Ross Clark Ross Clark

Scott Morrison is right – Australia’s bushfires aren’t down to climate change

I have long since learned, not least from my interview with Al Gore published here in 2017 that the surest way to get called a climate change denier is to quote genuine science that runs counter to the hyperbolic ‘science’ spun by the likes of Gore, Extinction Rebellion and the global Greta community. But no matter, here goes. No, the devastating bushfires in Australia are not a symptom of a world that is being consumed in conflagration caused by man-made climate change. Australian Prime Minister Scott Morrison, who has been described as a ‘climate criminal’ for suggesting that climate change had merely ‘contributed’ to bushfires rather than being their absolute cause is a lot closer to the reality than is former PM Kevin Rudd who on this morning’s Today programme described one of his own MPs as ‘pathetic’ for suggesting that a moralistic approach to climate change is obscuring difficult decisions which need to be made balancing carbon-reduction targets with economic growth.

It has become customary to see wildfires – either in Australia currently, the Amazon in August or last autumn’s serious fires in California – as evidence of runaway, accelerating global warming. Yet, contrary to the Greta-esque narrative that ‘the Earth is on fire’, the amount of land burned annually around the world by wildfire – as measured from Nasa satellite data – fell by around a quarter in the 17 years from 1998 to 2015. This was reported in a paper in Science Magazine two years ago, which mapped the change in incidence of fire across all continents. There were some parts of the world where the incidence of fire increased over that period, namely parts of northern Canada and Alaska, the US Mid West, parts (though far from all) the Amazon basin, southern Africa and a relatively small patch of central Australia. But this was more than offset by places where the incidence of fires reduced – most notably across large parts of West Africa, but also over most of Australia.

This is not to say that climate change has not increased the risk of wildfire in some places – some areas have seen an extension of the dry season accompanied by higher temperatures which promote the drying-out of vegetation. South Eastern Australia has endured an especially long drought over the past couple of years. But climate is only part of the story behind wildfires. A larger part is land use and direct human intervention in extinguishing fires. Changes in agricultural practice have had much to do with the fall in savannah fires in Western Africa. Indeed, in some parts of the world a reduction in wildfires is itself seen as an environmental problem, given that many species of plant require a cycle of burning and regeneration in order to survive.
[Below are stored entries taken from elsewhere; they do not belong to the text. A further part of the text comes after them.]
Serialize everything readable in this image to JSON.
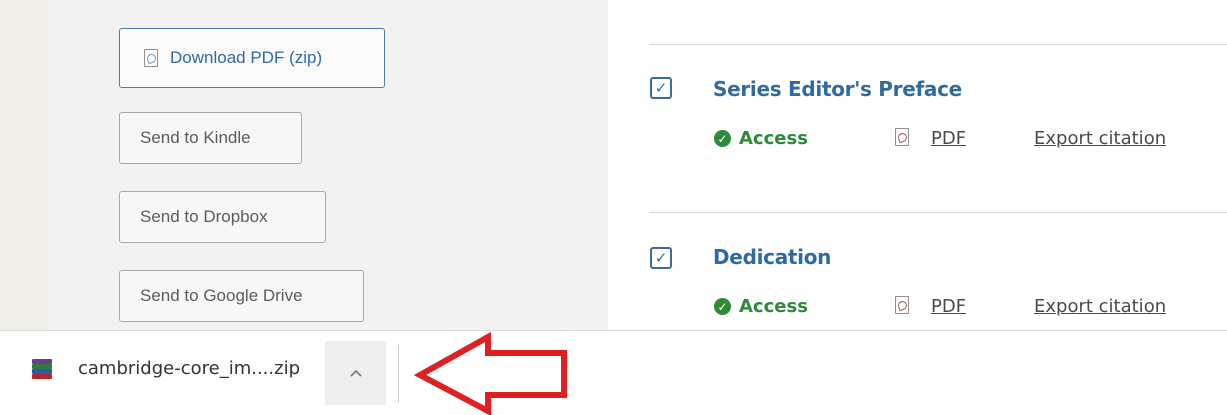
{
  "sidebar": {
    "download_pdf_label": "Download PDF (zip)",
    "send_to_kindle_label": "Send to Kindle",
    "send_to_dropbox_label": "Send to Dropbox",
    "send_to_google_drive_label": "Send to Google Drive"
  },
  "items": [
    {
      "title": "Series Editor's Preface",
      "checked": true,
      "access_label": "Access",
      "pdf_label": "PDF",
      "export_label": "Export citation"
    },
    {
      "title": "Dedication",
      "checked": true,
      "access_label": "Access",
      "pdf_label": "PDF",
      "export_label": "Export citation"
    }
  ],
  "download_bar": {
    "file_name": "cambridge-core_im....zip",
    "file_icon": "winrar-archive-icon",
    "expand_icon": "chevron-up-icon"
  },
  "colors": {
    "link_blue": "#2f6aa3",
    "access_green": "#2e8a3a",
    "annotation_red": "#e02020"
  }
}
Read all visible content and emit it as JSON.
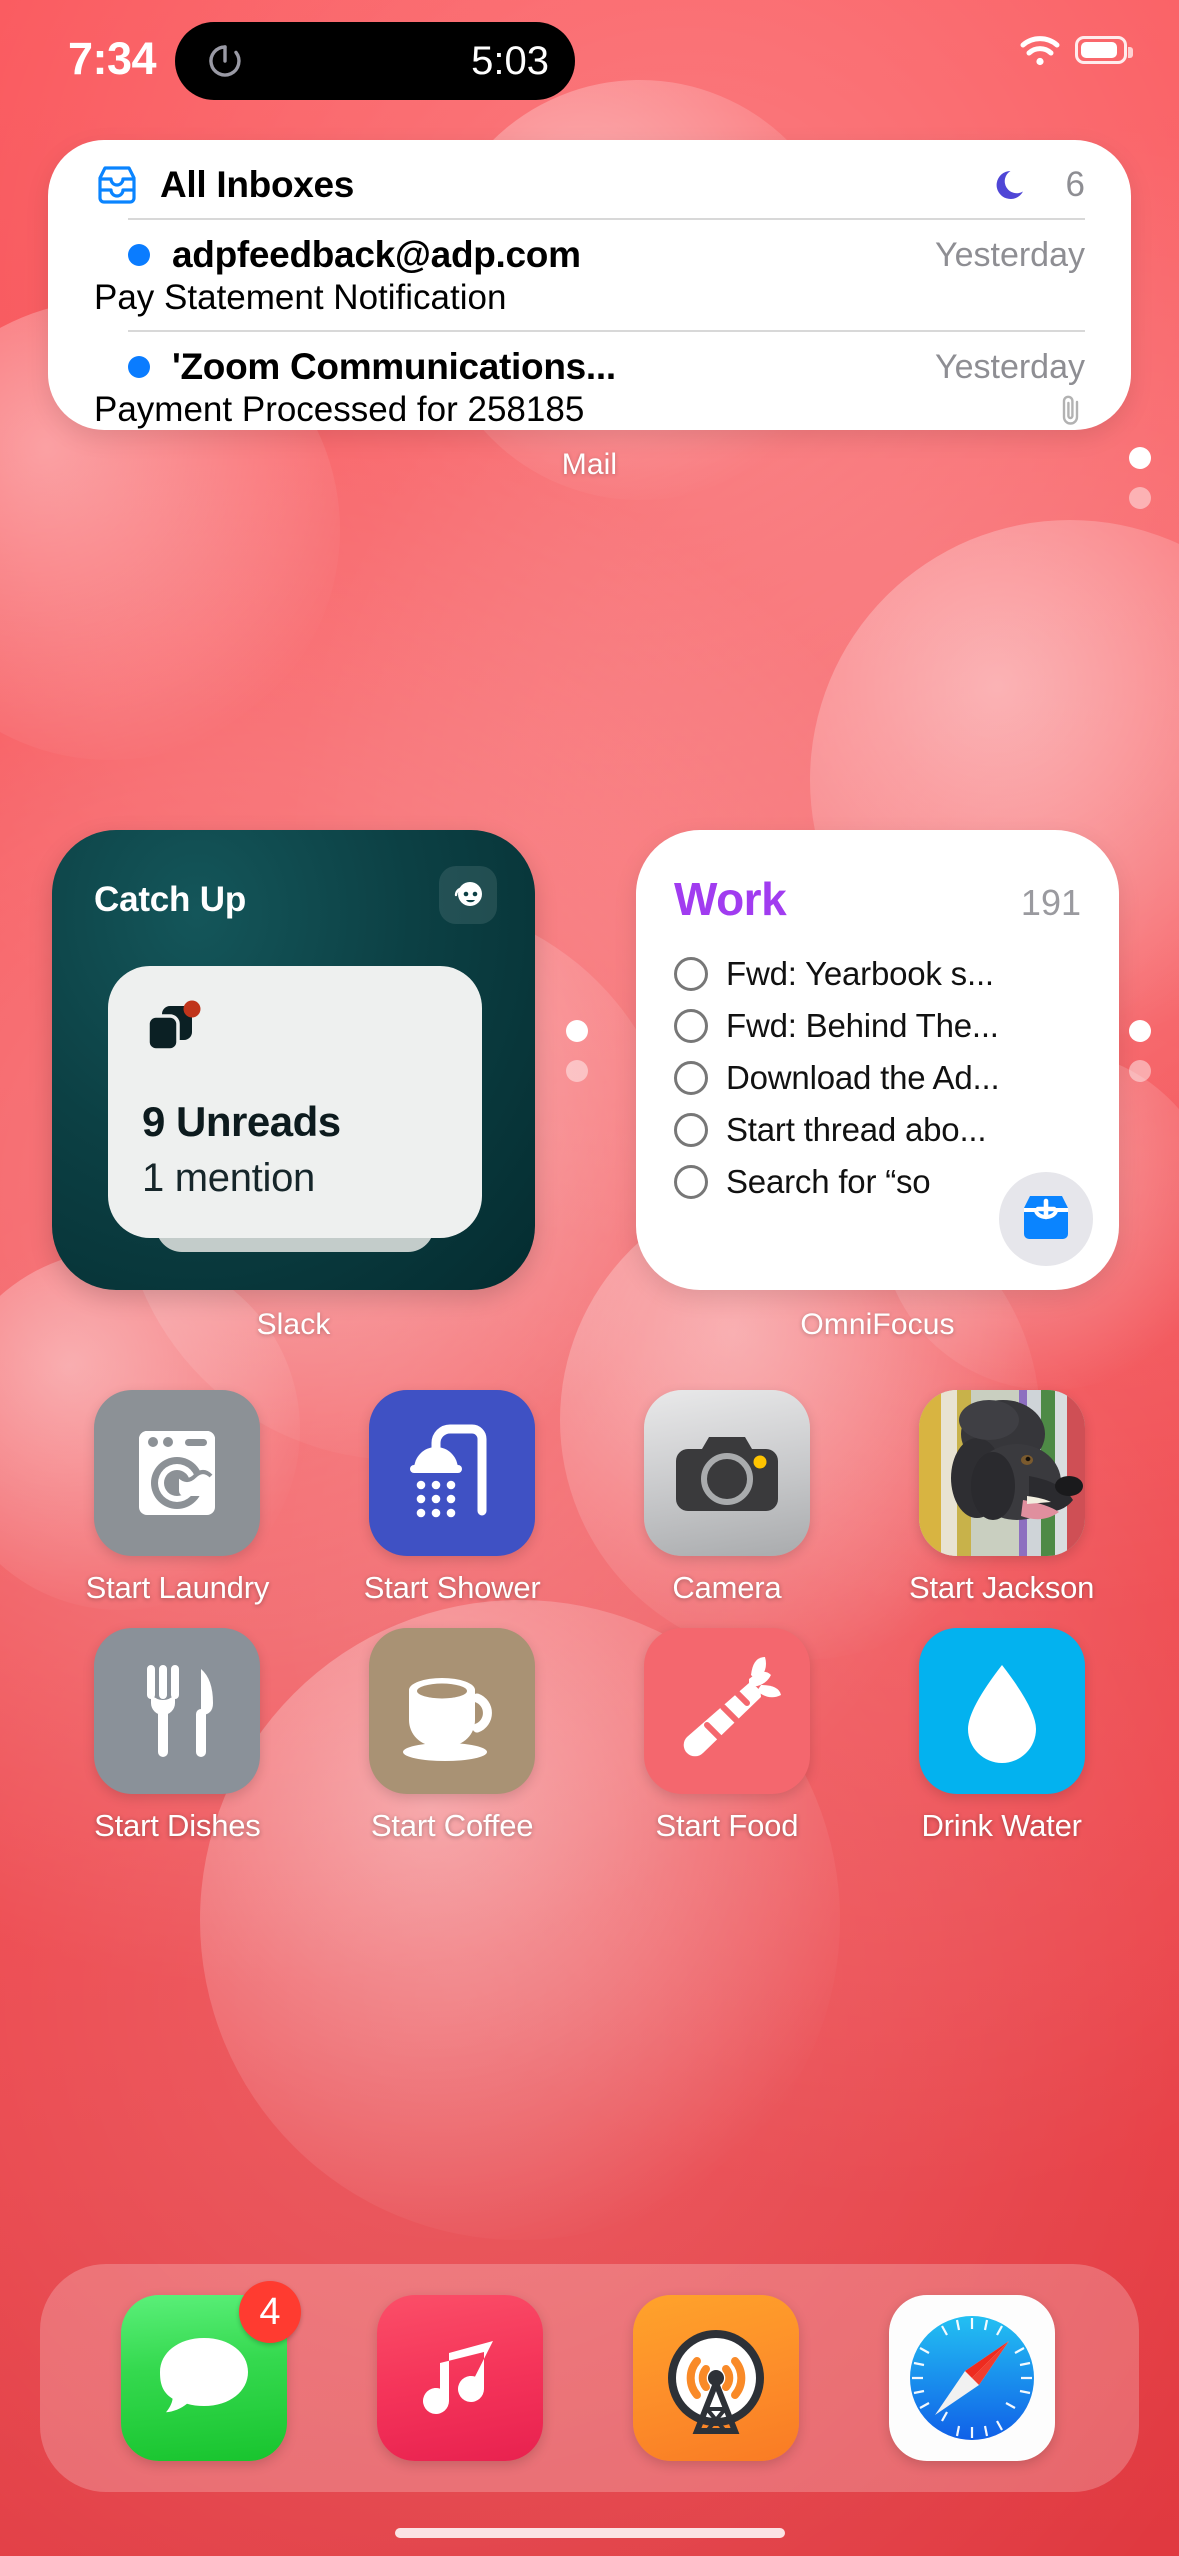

Australia ought to be making its own contribution to moving away from fossil fuels, but as Scott Morrison has observed, it is beyond the power of Australians alone to control the climate (if indeed, the rest of us can control it either). What is in Australia’s power, however, is to manage to risk of bush fires – either by clearing deadwood from forests, creating fire breaks and not building human settlements in heavily wooded areas and so on. Without detracting from the long-term need to reduce carbon emissions, that is where the heat of the debate in Australia primarily needs to be in the wake of this disaster.